Co-authored-by: Devin AI <158243242+devin-ai-integration[bot]@users.noreply.github.com>
2025-06-29 19:27:22 -07:00

1.5 KiB

Upgrading to vLLM >= 0.8

Last updated: 05/04/2025.

Installation

Note: This version of verl+vLLM 0.8+ supports FSDP for training and vLLM for rollout.
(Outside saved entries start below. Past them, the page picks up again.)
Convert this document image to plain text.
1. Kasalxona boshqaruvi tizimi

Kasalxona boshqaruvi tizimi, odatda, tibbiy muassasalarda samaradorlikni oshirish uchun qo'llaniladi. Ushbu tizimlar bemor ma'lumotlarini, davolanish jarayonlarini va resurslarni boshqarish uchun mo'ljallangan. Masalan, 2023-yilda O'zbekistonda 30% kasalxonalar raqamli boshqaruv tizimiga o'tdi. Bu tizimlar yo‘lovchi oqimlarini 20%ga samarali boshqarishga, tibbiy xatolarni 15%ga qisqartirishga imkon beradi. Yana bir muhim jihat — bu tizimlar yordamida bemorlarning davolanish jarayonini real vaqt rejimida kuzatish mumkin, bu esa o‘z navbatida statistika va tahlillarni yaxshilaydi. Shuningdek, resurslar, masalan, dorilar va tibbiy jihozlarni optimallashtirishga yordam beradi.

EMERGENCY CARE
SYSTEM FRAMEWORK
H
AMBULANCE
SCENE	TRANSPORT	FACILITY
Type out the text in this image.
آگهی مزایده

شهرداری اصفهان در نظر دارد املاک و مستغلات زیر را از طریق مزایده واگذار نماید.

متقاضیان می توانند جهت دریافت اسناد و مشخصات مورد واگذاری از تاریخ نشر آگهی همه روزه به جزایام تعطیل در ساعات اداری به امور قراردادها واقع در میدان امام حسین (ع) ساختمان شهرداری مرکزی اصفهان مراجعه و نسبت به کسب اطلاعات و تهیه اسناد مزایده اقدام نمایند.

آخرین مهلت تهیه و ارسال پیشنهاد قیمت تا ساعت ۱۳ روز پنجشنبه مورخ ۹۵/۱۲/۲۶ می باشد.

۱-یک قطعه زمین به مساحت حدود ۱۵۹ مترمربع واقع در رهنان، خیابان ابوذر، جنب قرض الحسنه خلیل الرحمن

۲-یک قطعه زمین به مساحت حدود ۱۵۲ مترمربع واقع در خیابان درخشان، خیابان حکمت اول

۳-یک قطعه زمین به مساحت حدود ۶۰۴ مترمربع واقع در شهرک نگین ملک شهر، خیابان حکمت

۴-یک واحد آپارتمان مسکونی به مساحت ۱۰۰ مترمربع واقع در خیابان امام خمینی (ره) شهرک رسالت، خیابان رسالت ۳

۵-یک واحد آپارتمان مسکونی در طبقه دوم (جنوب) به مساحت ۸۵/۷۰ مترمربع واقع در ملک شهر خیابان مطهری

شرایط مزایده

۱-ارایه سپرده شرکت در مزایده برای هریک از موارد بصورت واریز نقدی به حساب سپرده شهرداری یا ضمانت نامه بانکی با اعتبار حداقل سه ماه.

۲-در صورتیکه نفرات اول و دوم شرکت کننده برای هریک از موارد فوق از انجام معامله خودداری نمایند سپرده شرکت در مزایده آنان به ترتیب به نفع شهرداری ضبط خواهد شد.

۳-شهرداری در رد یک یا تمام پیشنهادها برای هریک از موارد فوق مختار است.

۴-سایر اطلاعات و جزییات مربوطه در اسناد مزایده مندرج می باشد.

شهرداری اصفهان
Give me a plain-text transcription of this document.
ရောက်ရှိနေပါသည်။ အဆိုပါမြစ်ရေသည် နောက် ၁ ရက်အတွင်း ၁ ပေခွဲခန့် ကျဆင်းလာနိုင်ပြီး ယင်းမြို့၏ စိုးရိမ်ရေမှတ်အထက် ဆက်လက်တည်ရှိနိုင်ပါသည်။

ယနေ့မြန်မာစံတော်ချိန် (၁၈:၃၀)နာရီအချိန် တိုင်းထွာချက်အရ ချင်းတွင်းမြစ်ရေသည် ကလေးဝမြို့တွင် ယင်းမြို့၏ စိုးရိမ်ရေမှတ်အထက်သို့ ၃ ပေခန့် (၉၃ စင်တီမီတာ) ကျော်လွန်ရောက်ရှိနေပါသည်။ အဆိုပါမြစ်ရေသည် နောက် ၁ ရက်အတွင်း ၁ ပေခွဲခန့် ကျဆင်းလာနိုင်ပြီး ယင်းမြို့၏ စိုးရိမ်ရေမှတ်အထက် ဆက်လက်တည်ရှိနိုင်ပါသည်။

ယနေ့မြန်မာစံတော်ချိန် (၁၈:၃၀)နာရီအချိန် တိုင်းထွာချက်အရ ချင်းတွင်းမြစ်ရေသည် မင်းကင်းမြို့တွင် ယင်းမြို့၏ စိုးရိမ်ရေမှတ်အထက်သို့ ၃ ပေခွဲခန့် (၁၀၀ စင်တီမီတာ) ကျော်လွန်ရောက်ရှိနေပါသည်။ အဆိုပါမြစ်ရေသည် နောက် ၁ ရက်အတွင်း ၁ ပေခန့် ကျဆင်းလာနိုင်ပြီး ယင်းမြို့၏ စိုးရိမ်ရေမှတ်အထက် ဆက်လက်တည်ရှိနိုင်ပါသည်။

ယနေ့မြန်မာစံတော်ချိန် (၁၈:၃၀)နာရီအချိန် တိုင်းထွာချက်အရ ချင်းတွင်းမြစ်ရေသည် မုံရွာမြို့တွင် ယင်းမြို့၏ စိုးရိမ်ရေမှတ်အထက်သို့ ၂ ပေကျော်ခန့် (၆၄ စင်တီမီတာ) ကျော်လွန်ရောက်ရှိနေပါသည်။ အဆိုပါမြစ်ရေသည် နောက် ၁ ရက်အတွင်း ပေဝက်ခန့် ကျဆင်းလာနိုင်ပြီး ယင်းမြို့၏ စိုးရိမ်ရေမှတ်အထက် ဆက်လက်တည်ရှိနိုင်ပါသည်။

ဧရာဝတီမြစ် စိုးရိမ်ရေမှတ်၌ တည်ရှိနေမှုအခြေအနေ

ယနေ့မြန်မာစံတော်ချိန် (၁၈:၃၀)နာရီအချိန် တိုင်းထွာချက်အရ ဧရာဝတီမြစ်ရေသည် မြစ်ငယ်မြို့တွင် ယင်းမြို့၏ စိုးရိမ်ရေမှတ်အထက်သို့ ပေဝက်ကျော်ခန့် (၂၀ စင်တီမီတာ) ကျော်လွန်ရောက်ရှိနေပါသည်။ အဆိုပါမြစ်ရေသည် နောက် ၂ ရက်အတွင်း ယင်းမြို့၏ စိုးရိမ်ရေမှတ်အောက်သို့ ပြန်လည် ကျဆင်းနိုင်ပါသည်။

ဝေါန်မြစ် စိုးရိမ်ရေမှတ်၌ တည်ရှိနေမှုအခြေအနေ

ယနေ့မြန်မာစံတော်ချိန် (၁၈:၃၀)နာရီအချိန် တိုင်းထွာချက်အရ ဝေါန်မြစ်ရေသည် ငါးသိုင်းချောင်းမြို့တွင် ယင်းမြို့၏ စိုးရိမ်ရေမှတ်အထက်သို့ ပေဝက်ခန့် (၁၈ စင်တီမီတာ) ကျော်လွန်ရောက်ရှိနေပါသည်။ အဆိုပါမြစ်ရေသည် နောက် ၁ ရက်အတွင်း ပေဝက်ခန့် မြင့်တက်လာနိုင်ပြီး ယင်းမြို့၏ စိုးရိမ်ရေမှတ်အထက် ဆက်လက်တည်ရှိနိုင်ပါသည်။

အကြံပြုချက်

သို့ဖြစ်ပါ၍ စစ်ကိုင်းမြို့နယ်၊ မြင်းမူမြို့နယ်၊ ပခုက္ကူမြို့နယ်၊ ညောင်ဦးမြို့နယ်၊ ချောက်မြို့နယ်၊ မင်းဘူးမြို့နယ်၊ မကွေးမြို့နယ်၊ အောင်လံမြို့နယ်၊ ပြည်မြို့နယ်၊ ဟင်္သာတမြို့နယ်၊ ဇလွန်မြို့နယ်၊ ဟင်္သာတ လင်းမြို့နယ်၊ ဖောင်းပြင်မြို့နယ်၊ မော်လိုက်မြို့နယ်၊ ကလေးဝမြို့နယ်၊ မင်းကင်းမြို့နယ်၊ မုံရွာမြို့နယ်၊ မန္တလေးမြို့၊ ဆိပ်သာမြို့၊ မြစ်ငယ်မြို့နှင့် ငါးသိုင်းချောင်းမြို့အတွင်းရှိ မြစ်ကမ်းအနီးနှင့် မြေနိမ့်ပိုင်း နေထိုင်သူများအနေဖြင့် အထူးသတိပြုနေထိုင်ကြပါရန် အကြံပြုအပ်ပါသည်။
# Create the conda environment
conda create -n verl python==3.10
conda activate verl

# Install verl
git clone https://github.com/volcengine/verl.git
cd verl
pip3 install -e .

# Install the latest stable version of vLLM
pip3 install vllm==0.8.3

# Install flash-attn
pip3 install flash-attn --no-build-isolation

We have a pre-built docker image for verl+vLLM 0.8.3. You can direct import it with the following command:

docker pull hiyouga/verl:ngc-th2.6.0-cu126-vllm0.8.3-flashinfer0.2.2-cxx11abi0

Features

vLLM 0.8+ supports cuda graph and V1 engine by default in verl. To enable these features, remember to add the following lines to the bash script:

actor_rollout_ref.rollout.enforce_eager=False \
actor_rollout_ref.rollout.free_cache_engine=True \

and also remove the environment variable if it exists:

Notes

When you just directly upgrade vllm>=0.8, some dependency packages may undergo version changes. If you encounter the following problems:

in <module> from torch.multiprocessing.reductions import ForkingPickler ImportError: cannot import name 'ForkingPickler' from 'torch.multiprocessing.reductions' (/opt/conda/lib/python3.11/site-packages/torch/multiprocessing/reductions.py)

You need to upgrade tensordict to version 0.6.2 using the command pip install tensordict==0.6.2.